C’est donc ravi que je remercie très chaleureusement, Monsieur Stève Gentili, Président du Bureau International du Forum Francophone des Affaires ainsi que tous les organisateurs pour l’accueil chaleureux et l’importance accordée à l’émergence de l’économie africaine dans nos débats.
L’avenir de l’économie africaine est un vaste chantier comme nous l’avions vu hier au travers des débats riches et féconds, à la suite des interventions aussi pertinentes qu’animées révélées par les différentes thématiques.
Il se pose en termes de conjectures multiples et contradictoires, tant il dépend des actes posés par les différents acteurs dans le cadre de la mondialisation des échanges.
Aujourd’hui, la vraie question est de savoir comment est-ce que les différentes orientations prises dans le cadre de l’économie pourraient contribuer à soutenir le développement en général, et celui de l’Afrique en particulier ?
Cela semble une énigme si des efforts ne sont pas faits pour analyser les erreurs et échecs du passé, après cinquante années d’indépendance de la plupart des pays africains.
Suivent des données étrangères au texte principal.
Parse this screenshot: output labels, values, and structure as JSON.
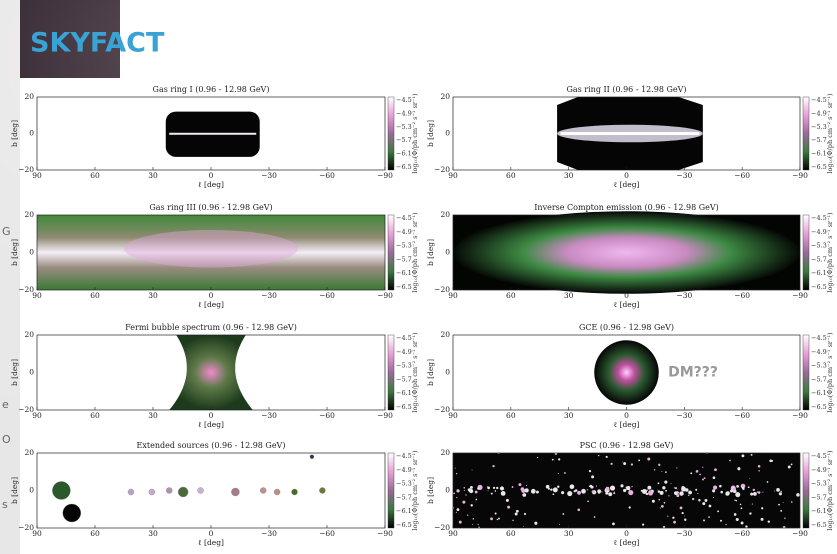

Car il s’agit en réalité d’un problème complexe dans lequel l’économie n’intervient pas seule en dehors de la démocratie, de l’Etat de droit et de la bonne gouvernance.
Mesdames, Messieurs,
Avec 18,9 % des exportations et 19 % des importations mondiales, les pays de l’OIF représentent 19 % du commerce mondial de marchandises en 2008. L’ensemble de l’Afrique ne représentant que 3,5 % du commerce mondial de marchandises pour la même année, il est facile de constater que les pays francophones africains représentent moins de 1,5 % du total. Ainsi pour fonder de nouvelles bases de relations économiques entre les pays francophones en déficit commercial avec leurs partenaires internationaux, c’est tout une nouvelle forme de “solidarité contractuelle” qu’il importe de promouvoir pour soutenir un esprit constructif dans les relations partenariales dans notre gouvernance de la coopération.
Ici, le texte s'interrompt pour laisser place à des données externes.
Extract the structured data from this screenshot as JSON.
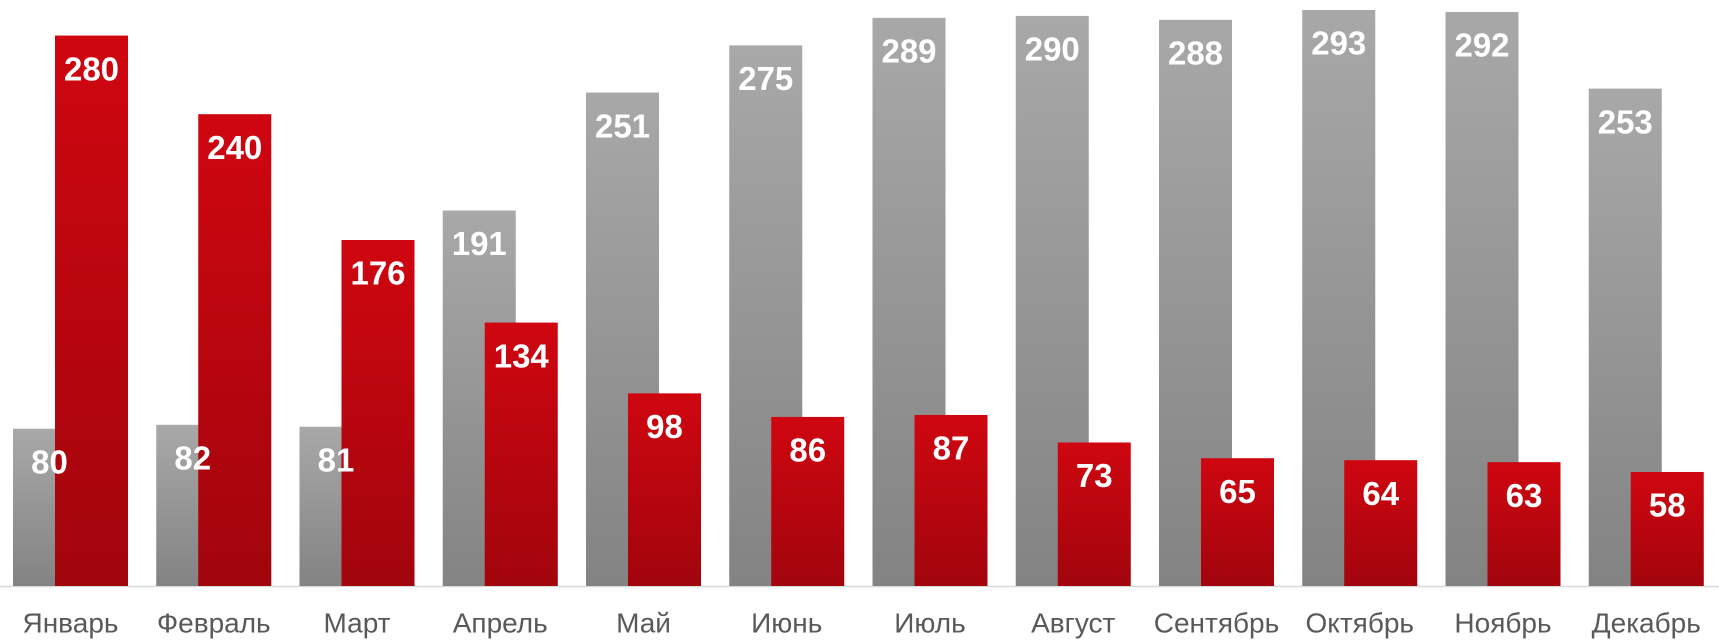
{
  "chart_data": {
    "type": "bar",
    "categories": [
      "Январь",
      "Февраль",
      "Март",
      "Апрель",
      "Май",
      "Июнь",
      "Июль",
      "Август",
      "Сентябрь",
      "Октябрь",
      "Ноябрь",
      "Декабрь"
    ],
    "series": [
      {
        "color": "#a9a8a8",
        "values": [
          80,
          82,
          81,
          191,
          251,
          275,
          289,
          290,
          288,
          293,
          292,
          253
        ]
      },
      {
        "color": "#cf0610",
        "values": [
          280,
          240,
          176,
          134,
          98,
          86,
          87,
          73,
          65,
          64,
          63,
          58
        ]
      }
    ]
  }
}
L’avenir de l’économie africaine dans le cadre de la mondialisation des échanges ne peut être une copie conforme des 5 dernières décennies entre les membres des pays francophones. Je propose à ce titre d’ailleurs, que le Secrétaire général puisse prévoir des réunions d’experts pour préparer lors du 14e sommet à Kinshasa en République Démocratique du Congo, une dizaine de thèmes porteurs pour refonder notre collaboration autour d’une véritable solidarité dans l’organisation des échanges, ce qui ne peut se faire sans le volet productif à savoir la transformation des matières premières sur place dans nos pays. Je rappelle à ce titre que tous les chefs d’Etat africains avaient signé un accord pour relancer les capacités productives en Afrique afin d’améliorer la position des pays à intégrer plus de valeurs ajoutées lors de la transformation et augmenter ainsi leur part dans l’appropriation des échanges mondiaux. Nul doute que cette initiative permettra l’amélioration du pouvoir d’achat et la création d’emplois dans les pays les moins industrialisés au sein de la francophonie !
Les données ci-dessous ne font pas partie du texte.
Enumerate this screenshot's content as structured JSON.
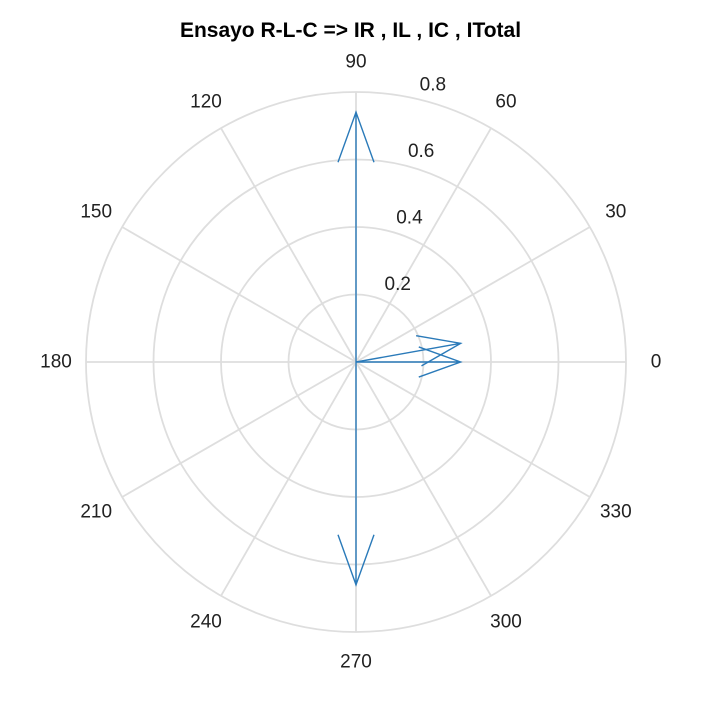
{
  "chart_data": {
    "type": "polar",
    "subtype": "compass",
    "title": "Ensayo R-L-C => IR , IL , IC , ITotal",
    "theta_tick_labels": [
      "0",
      "30",
      "60",
      "90",
      "120",
      "150",
      "180",
      "210",
      "240",
      "270",
      "300",
      "330"
    ],
    "theta_ticks_deg": [
      0,
      30,
      60,
      90,
      120,
      150,
      180,
      210,
      240,
      270,
      300,
      330
    ],
    "r_tick_labels": [
      "0.2",
      "0.4",
      "0.6",
      "0.8"
    ],
    "r_ticks": [
      0.2,
      0.4,
      0.6,
      0.8
    ],
    "rlim": [
      0,
      0.8
    ],
    "grid": true,
    "line_color": "#2a7ab9",
    "grid_color": "#dedede",
    "vectors": [
      {
        "angle_deg": 0,
        "magnitude": 0.31
      },
      {
        "angle_deg": 90,
        "magnitude": 0.74
      },
      {
        "angle_deg": 270,
        "magnitude": 0.66
      },
      {
        "angle_deg": 10.1,
        "magnitude": 0.315
      }
    ]
  }
}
De nombreux facteurs expliquent la rapidité avec laquelle le processus de globalisation de l’économie a conduit à la disparition des frontières donnant naissance à une économie virtuelle. La dernière crise financière de 2008 due principalement à l’excès de dérégulation, est là pour servir de témoignage d’un manque de maîtrise évident de la mondialisation. Des échanges entre pays riches et pays pauvres ne peuvent pas se dérouler sur des bases équitables si la maîtrise des nouvelles technologies de l’information et de la communication, de même que les services financiers et commerciaux qui l’accompagnent ne font pas partie de la formation dans les pays les moins bien lotis pour soutenir la mondialisation des échanges. Il est vrai que l’Organisation Mondiale du Commerce tente de réduire les barrières douanières. Toutefois avec la contraction des marchés, les déficits colossaux de nombreux pays avancés, les échanges marchands sont de plus en plus réglementés sur des bases juridiques. Alors que le libre-échange est prôné ici et là, c’est souvent des dérogations qui font office de règles du commerce bilatéral et régional. Les formes de protectionnisme se complexifient et demandent des équipes pour contrôler et sanctionner. Il en résulte que ce sont les pays pauvres et particulièrement l’Afrique qui sont les vrais perdants dans ces échanges.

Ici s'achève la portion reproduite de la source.